The United States decision to train, arm or deploy the Zelensky regime’s military against Russia as a prevailing NATO proxy fighting force terminated in defeat at the battle of Bakhmut. The decisive battle of Bakhmut not only resulted in the fall of the city. The city’s fall decided the outcome of the entire Ukrainian war.
Nonetheless, the fact that the battle of Bakhmut decided the outcome of the war in no way detracts from the lethality of Ukrainian armed forces. The Ukrainian armed forces are still an extremely lethal fighting force. The Russian armed forces, who have fought in open battles against these forces, have suffered immensely. The battle of Vuhledar, for instance, is a case in point. Coinciding with the battle of Bakhmut, the battle of Vuhledar demonstrated that Ukrainian armed forces are far from impotent.
In an article entitled, “Russian Forces, Repeating Strategic Errors, Lose Epic Tank Battle,” which New York Times published on March 2nd, 2023, the authors explain how “Ukraine’s military said Russia lost at least 130 tanks and armored personnel carriers in the battle. That figure could not be independently verified. Ukraine does not disclose how many weapons it loses.” In a situation where Russia’s strike capability appears to be incapable of forming spearhead in open fields, the fiasco at Vulehdar mitigates the likelihood Russia launches a successful campaign to lay siege to Kyiv in the north west or Odessa in the southwest.

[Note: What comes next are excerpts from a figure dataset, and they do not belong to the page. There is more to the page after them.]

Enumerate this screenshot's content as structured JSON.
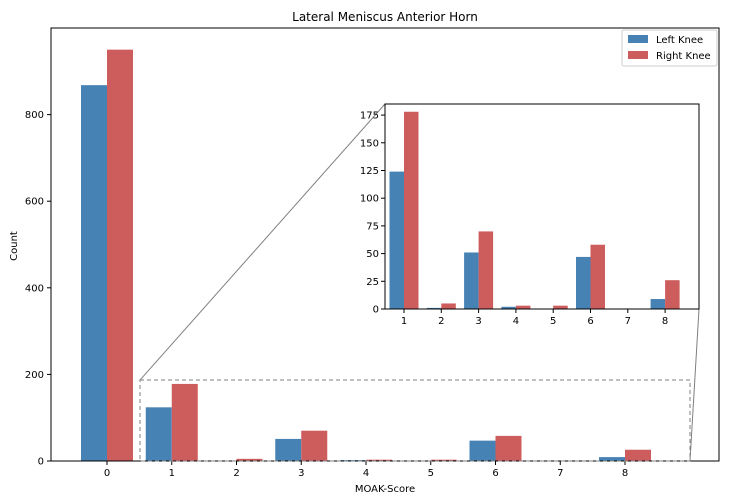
{
  "chart_data": {
    "type": "bar",
    "title": "Lateral Meniscus Anterior Horn",
    "xlabel": "MOAK-Score",
    "ylabel": "Count",
    "categories": [
      0,
      1,
      2,
      3,
      4,
      5,
      6,
      7,
      8
    ],
    "series": [
      {
        "name": "Left Knee",
        "color": "#4682b4",
        "values": [
          868,
          124,
          1,
          51,
          2,
          0,
          47,
          0,
          9
        ]
      },
      {
        "name": "Right Knee",
        "color": "#cd5c5c",
        "values": [
          950,
          178,
          5,
          70,
          3,
          3,
          58,
          0,
          26
        ]
      }
    ],
    "ylim": [
      0,
      1000
    ],
    "yticks": [
      0,
      200,
      400,
      600,
      800
    ],
    "legend": "top-right",
    "grid": false,
    "inset": {
      "categories": [
        1,
        2,
        3,
        4,
        5,
        6,
        7,
        8
      ],
      "ylim": [
        0,
        185
      ],
      "yticks": [
        0,
        25,
        50,
        75,
        100,
        125,
        150,
        175
      ],
      "zoom_box_ylim": [
        0,
        187
      ]
    }
  }
}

Nonetheless, the idea that Ukraine, however, is capable of combining deception, speed, or synchronization in a lighting campaign of combined arms against Russian defenses, however, is far less likely but continues, nonetheless, to play into ‘meat-grinders’ just like Bakhmut. This is despite Ukraine’s arsenal of different weapons.
It is clear that as the NATO summit in Vilnius, Lithuania approaches, many of the alliance’s most powerful leaders have already started to take stock of the current alignment of forces in the Ukraine war. In reports circulated throughout the Russian media, German Chancellor, Scholz, for instance, openly declared after months of silence that he would like to speak to Vladimir V. Putin. In an interview with the German daily Kölner Stadt-Anzeige, Scholz first announced his intention to speak with Putin in May. Recently, Scholz reiterated on a television show on the Phoenix network, as reported in the Russian article, “Шольц заявил о желании поговорить с Путиным по телефону.”
It is not necessarily that Scholz fears the further loss of life associated with details on the battle field such as those his foreign intelligence agency leaked to the Der Spiegel in January about Ukraine’s daily triple digit losses in the battle of Bakhmut, as much as the thought that he may face a situation far worse than Emmanuel Macron, should NATO invoke Article 5 or dispatch ground troops to save Ukraine’s collapsing military forces. Scholz imagines that members of the working class may not only heckle him but his entire government.
No matter the outcome of the Ukraine war, the contradictions, which have given rise to largest military conflict on the European mainland since the Second World War, cannot be resolved through an agreement like the scraped Minsk Accords. The intensity of the struggle for access, control over, or exploitation of space, raw materials, or cheap labor may only be temporarily frozen.